Many Christians would rather not spend time with meeting the emotional needs of the person in grief, because, dang nab it, that would actually require putting someone else’s needs before their own, which in turn, means giving that person your time.
And Christians I know don’t want to do that – they just pat you on your head, feed you a Jesus-sounding platitude, and push you out the door, all so they can go back to their comfy recliner and continue watching NetFlix. They cannot be bothered with actually being there for the wounded. But maybe more on that in a future post, if I can get around to it. For now, there’s this….
Grief can seem desolate for those in the thick of it who often feel unable to imagine a way out of their suffering. But, as time passes, the pain usually dampens or becomes more fleeting.
Understanding the normal trajectory of grief matters for the person experiencing the grief and those treating them. Attempts to provide a map of the bereavement process have typically proposed a sequence of stages. The “five stages” model is the best known, with the stages being denial, anger, bargaining, depression, and acceptance.
While there is some evidence for these stages, the experience of grief is highly individualized and not well captured by their fixed sequence.

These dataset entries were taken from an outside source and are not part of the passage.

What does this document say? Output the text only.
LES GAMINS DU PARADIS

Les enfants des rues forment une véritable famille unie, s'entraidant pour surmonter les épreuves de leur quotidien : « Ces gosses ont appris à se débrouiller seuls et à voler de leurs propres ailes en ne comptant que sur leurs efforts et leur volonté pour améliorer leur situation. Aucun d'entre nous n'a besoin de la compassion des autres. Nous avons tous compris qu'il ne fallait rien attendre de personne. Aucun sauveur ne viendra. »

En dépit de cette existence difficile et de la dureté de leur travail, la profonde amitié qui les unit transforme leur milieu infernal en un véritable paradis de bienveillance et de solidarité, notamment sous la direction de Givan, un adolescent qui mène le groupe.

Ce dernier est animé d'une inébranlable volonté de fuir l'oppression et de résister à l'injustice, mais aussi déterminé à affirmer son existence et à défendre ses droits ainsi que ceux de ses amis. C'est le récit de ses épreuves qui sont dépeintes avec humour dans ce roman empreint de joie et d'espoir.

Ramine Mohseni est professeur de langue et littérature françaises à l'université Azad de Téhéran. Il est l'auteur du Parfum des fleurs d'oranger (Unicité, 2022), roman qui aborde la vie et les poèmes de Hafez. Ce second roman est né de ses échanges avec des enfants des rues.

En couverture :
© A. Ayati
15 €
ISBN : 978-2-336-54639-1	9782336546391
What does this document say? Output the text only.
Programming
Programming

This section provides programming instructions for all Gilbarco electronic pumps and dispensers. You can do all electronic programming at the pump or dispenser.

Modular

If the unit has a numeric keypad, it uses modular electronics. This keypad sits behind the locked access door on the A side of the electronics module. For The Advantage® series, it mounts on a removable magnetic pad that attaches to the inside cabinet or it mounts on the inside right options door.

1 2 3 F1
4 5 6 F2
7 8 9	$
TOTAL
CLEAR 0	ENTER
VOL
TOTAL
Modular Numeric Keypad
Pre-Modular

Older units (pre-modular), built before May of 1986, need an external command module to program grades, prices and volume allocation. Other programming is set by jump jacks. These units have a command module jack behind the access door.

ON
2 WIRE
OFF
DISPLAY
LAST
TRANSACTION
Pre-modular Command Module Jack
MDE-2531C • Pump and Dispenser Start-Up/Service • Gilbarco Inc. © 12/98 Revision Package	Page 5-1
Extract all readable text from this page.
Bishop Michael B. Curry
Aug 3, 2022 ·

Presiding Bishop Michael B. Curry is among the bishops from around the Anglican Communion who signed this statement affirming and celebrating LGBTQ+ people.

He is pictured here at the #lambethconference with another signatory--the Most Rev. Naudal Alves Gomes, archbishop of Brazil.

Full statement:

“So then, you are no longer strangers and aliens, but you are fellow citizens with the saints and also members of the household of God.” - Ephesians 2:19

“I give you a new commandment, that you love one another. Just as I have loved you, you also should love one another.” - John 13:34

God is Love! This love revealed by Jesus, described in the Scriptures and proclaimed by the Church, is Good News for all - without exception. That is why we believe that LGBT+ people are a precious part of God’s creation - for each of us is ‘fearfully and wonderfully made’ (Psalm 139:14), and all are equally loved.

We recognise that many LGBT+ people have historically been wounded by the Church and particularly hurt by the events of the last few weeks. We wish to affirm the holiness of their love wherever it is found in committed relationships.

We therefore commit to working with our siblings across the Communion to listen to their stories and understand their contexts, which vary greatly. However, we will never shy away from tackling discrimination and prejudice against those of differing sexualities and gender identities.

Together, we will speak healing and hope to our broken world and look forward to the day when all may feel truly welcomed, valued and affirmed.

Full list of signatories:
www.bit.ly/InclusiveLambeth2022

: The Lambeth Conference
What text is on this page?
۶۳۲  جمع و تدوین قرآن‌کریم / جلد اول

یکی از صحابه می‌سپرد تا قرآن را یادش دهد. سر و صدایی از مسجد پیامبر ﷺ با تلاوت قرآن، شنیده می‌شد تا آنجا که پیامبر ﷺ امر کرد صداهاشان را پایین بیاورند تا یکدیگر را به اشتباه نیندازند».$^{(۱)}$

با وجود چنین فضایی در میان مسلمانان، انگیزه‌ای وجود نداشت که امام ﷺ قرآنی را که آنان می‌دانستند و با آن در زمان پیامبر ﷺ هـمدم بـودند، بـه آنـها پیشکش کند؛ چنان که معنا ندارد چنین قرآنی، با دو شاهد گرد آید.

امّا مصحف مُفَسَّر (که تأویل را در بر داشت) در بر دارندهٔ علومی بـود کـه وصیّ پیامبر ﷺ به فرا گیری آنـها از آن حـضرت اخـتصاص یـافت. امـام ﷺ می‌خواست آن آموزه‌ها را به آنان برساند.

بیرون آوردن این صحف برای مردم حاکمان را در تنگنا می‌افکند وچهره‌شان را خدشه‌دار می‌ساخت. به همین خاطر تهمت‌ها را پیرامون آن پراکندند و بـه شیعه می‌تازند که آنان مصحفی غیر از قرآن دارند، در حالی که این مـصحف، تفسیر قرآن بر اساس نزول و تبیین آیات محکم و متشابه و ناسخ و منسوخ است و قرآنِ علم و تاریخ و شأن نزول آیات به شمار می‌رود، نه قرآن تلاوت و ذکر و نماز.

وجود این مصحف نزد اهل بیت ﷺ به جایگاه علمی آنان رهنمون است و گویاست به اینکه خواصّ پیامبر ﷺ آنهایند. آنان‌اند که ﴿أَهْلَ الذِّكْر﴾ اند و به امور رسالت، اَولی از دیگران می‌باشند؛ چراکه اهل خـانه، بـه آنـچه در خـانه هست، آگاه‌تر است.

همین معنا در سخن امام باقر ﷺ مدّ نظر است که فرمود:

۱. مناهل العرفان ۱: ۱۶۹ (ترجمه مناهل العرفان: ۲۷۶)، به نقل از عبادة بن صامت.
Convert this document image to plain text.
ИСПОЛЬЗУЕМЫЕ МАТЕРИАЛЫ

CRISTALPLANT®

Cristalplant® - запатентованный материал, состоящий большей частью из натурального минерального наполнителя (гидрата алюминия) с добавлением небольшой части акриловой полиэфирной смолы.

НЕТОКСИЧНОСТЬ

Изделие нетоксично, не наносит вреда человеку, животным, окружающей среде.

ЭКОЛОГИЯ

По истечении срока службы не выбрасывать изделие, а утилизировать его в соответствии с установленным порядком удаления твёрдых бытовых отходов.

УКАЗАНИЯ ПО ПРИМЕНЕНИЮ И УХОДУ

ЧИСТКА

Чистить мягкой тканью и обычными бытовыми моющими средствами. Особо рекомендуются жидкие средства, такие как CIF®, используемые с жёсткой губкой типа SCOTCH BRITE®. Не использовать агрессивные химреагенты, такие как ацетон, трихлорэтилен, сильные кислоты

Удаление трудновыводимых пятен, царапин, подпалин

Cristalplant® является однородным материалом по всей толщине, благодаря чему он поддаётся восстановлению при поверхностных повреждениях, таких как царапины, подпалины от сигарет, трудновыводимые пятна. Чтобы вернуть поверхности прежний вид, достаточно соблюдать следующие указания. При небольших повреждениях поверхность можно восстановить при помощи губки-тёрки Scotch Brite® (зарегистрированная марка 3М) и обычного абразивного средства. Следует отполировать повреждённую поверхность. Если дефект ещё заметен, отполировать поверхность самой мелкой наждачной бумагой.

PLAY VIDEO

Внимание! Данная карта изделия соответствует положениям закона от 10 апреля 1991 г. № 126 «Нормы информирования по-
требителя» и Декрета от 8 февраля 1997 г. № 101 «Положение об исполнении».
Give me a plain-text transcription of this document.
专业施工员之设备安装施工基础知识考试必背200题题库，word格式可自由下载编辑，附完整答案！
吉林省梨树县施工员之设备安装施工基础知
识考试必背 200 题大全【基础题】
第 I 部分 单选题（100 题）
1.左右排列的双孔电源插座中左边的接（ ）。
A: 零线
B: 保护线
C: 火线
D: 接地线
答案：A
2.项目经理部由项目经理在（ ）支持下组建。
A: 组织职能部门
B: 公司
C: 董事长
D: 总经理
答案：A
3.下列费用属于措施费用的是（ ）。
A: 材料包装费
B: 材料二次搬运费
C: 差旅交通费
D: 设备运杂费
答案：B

Some of the five stages may be absent, their order may be jumbled, certain experiences may rise to prominence more than once, and the progression of stages may stall. The age of the bereaved person and the cause of death may also shape the grief process.
…However, it’s Swiss-American psychiatristElisabeth Kübler-Ross’s model coined in 1969 that has become the most widely known. Her five stages of grief—originally developed to map patient responses to terminal illness—have become famous.
They have been applied not only to responses to death but also to a variety of other losses.
Kübler-Ross’s first stage, denial, resembles what Bowlby and Parkes labelled numbness and shock, but her second, anger, departs from their scheme.
…Problems with the stage model
Although the sequence of peaks matched Kübler-Ross’s model, some aspects of this research also challenged it.
First, although disbelief was at its highest immediately after the loss, it was always less prominent than acceptance. Acceptance is not a late stage of resolution for people who are grieving, but an experience that prevails from the start and continues to grow.
Second, yearning was the most prominent negative experience, despite being omitted from the most well-known version of Kübler-Ross’s five stages. This points to the limitations of framing grief in the clinical terms of depression, which study participants experienced less frequently than longing.